Tip-enhanced electric field-driven efficient charge injection and transport in organic material-based resistive memories

Abstract

Organic materials show promise as switching layers for resistive random access memory (RRAM). However, practical application has been limited by inefficient charge injection and transport in typical organic materials. This study proves that local enhancement of electric fields through structured electrodes can improve charge injection and transport in organic RRAM. Specifically, pyramid-structured electrodes with an extremely sharp tip are introduced into RRAM with a polyimide (PI) switching layer.
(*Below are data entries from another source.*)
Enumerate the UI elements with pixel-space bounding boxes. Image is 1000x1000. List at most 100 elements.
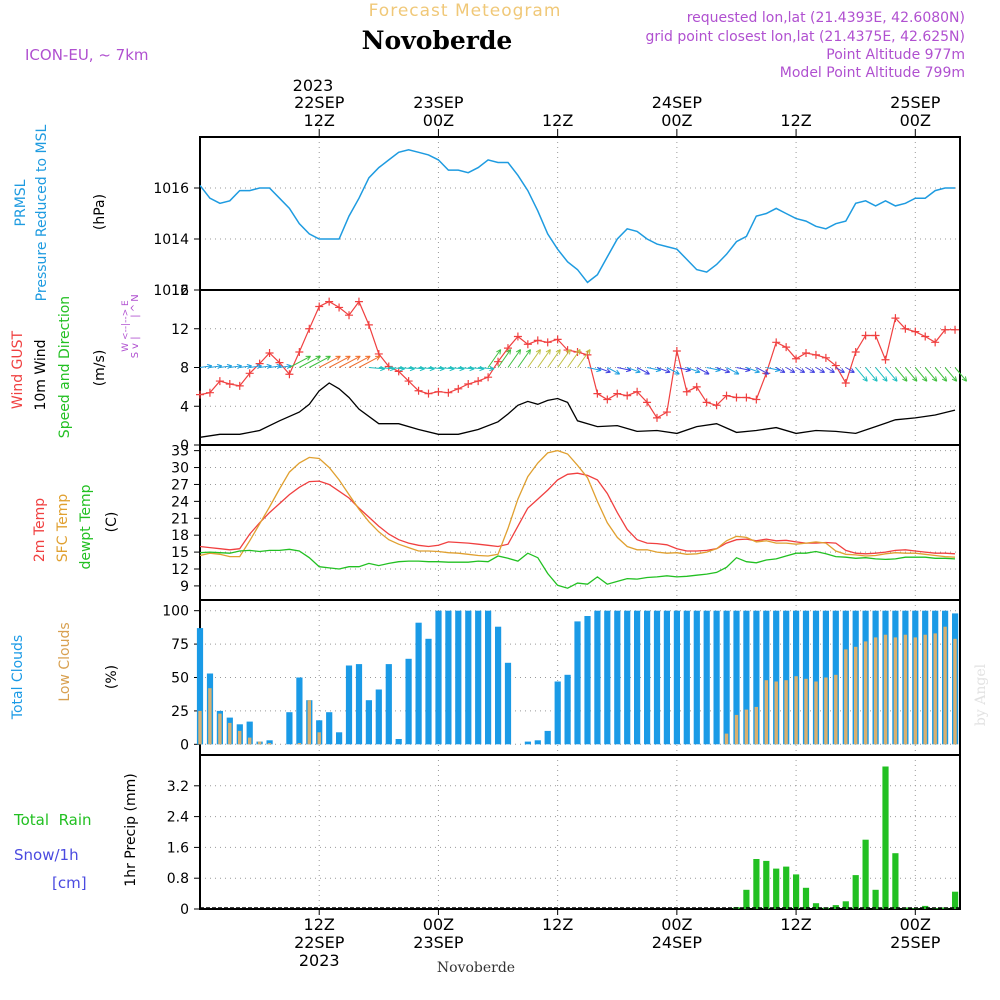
- gust-point: [752, 395, 761, 404]
- wind-arrow: [855, 367, 868, 382]
- total-cloud-bar: [534, 740, 541, 745]
- total-cloud-bar: [663, 610, 670, 745]
- gust-point: [245, 369, 254, 378]
- precip-labels: Total Rain Snow/1h [cm] 1hr Precip (mm): [13, 773, 139, 892]
- gust-point: [205, 388, 214, 397]
- compass-bar-down: |: [130, 336, 141, 339]
- total-cloud-bar: [286, 712, 293, 745]
- wind-arrow: [269, 363, 282, 370]
- wind-arrow: [885, 367, 898, 382]
- total-cloud-bar: [455, 610, 462, 745]
- low-cloud-bar: [943, 626, 947, 745]
- total-cloud-bar: [524, 741, 531, 745]
- rain-bar: [892, 853, 899, 909]
- panel-pressure: 1012 1014 1016: [153, 136, 961, 299]
- wind-arrow: [815, 367, 826, 373]
- low-cloud-bar: [814, 681, 818, 745]
- ytick-label: 1.6: [167, 840, 189, 856]
- wind-arrow: [785, 367, 796, 373]
- gust-point: [295, 348, 304, 356]
- time-tick: 12Z 12Z: [780, 111, 811, 934]
- wind-arrow: [249, 363, 262, 370]
- rain-bar: [763, 860, 770, 909]
- gust-point: [494, 357, 503, 366]
- temp-labels: 2m Temp SFC Temp dewpt Temp (C): [32, 484, 120, 569]
- wind-unit: (m/s): [92, 350, 108, 387]
- total-cloud-bar: [445, 610, 452, 745]
- low-cloud-bar: [844, 649, 848, 745]
- wind-arrow: [636, 367, 650, 375]
- panel-frame: [199, 754, 961, 910]
- total-cloud-bar: [723, 610, 730, 745]
- gust-point: [265, 348, 274, 357]
- compass-arrow-down: v: [130, 343, 141, 349]
- low-cloud-bar: [734, 714, 739, 745]
- low-cloud-bar: [744, 709, 749, 745]
- sfc-temp-label: SFC Temp: [55, 494, 71, 563]
- wind-arrow: [716, 367, 731, 374]
- rain-bar: [743, 889, 750, 910]
- ytick-label: 24: [171, 494, 189, 510]
- panel-frame: [199, 136, 961, 291]
- bottom-time-label: 12Z: [542, 915, 573, 934]
- dewpt-label: dewpt Temp: [78, 484, 94, 569]
- gust-point: [851, 348, 860, 356]
- low-cloud-bar: [824, 677, 828, 745]
- low-cloud-bar: [854, 646, 858, 745]
- total-cloud-bar: [614, 610, 621, 745]
- bottom-time-label: 00Z: [423, 915, 454, 934]
- wind-arrow: [627, 367, 641, 374]
- gust-point: [196, 390, 204, 399]
- wind-arrow: [547, 349, 561, 368]
- wind-arrow: [199, 363, 213, 370]
- top-year-label: 2023: [293, 76, 334, 95]
- low-cloud-bar: [784, 680, 788, 745]
- gust-point: [871, 331, 880, 340]
- total-cloud-bar: [634, 610, 641, 745]
- gust-point: [831, 361, 840, 370]
- rain-bar: [882, 766, 889, 909]
- cloud-labels: Total Clouds Low Clouds (%): [10, 622, 120, 720]
- total-cloud-label: Total Clouds: [10, 635, 26, 720]
- ytick-label: 12: [171, 322, 189, 338]
- gust-point: [802, 348, 811, 357]
- low-cloud-bar: [883, 634, 888, 745]
- top-time-label: 23SEP: [413, 93, 464, 112]
- top-time-label: 00Z: [423, 111, 454, 130]
- gust-point: [533, 336, 542, 345]
- gust-point: [722, 391, 731, 400]
- rain-bar: [872, 889, 879, 910]
- gust-point: [434, 387, 443, 396]
- requested-coords: requested lon,lat (21.4393E, 42.6080N): [687, 10, 965, 26]
- wind-arrow: [567, 349, 581, 368]
- low-cloud-bar: [774, 681, 778, 745]
- wind-arrow: [825, 367, 835, 373]
- low-cloud-bar: [228, 722, 232, 745]
- wind-arrow: [318, 355, 341, 368]
- bottom-time-label: 00Z: [900, 915, 931, 934]
- total-cloud-bar: [495, 626, 502, 745]
- wind-arrow: [358, 355, 381, 368]
- gust-point: [573, 348, 582, 356]
- gust-point: [633, 387, 642, 396]
- wind-arrow: [487, 349, 502, 368]
- wind-arrow: [666, 367, 680, 375]
- wind-compass: N ^ | W <--|--> E | v S: [121, 294, 141, 358]
- wind-arrow: [299, 355, 321, 368]
- wind-arrow: [746, 367, 760, 374]
- wind-arrow: [756, 367, 770, 375]
- temp2m-label: 2m Temp: [32, 498, 48, 562]
- gust-point: [235, 381, 244, 390]
- ytick-label: 0: [180, 438, 189, 454]
- gust-point: [702, 398, 711, 407]
- time-tick: 12Z 12Z: [542, 111, 573, 934]
- precip-axis-label: 1hr Precip (mm): [123, 773, 139, 886]
- low-cloud-bar: [297, 743, 302, 745]
- gust-point: [543, 338, 552, 347]
- compass-bar-up: |: [130, 314, 141, 317]
- gust-point: [513, 332, 522, 341]
- rain-bar: [862, 839, 869, 909]
- gridpoint-coords: grid point closest lon,lat (21.4375E, 42…: [645, 29, 965, 45]
- top-time-label: 12Z: [780, 111, 811, 130]
- gust-point: [603, 395, 612, 404]
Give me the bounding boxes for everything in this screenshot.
The electric field in the pyramid-structured RRAM can be significantly enhanced only at the tip, thereby facilitating charge injection at the electrode/PI interface and charge transport through the PI switching layer. Indeed, the resulting RRAM exhibits low and reliable operating voltages (SET: 1.76 V ± 0.41 V / RESET: −0.49 V ± 0.15 V) compared with conventional PI-based RRAMs with planar electrodes. The conductive path formed in the tip region is observed directly using conductive atomic force microscopy, demonstrating that resistive switching occurs by tip-enhanced electric fields. Also, the charge transport mechanism follows the space charge-limiting current model modified by the Poole–Frenkel effect. These results provide an effective strategy to control the charge concentration, injection, and transport in organic RRAM, for realization of low-cost, large-area, shape-deformable data storage devices.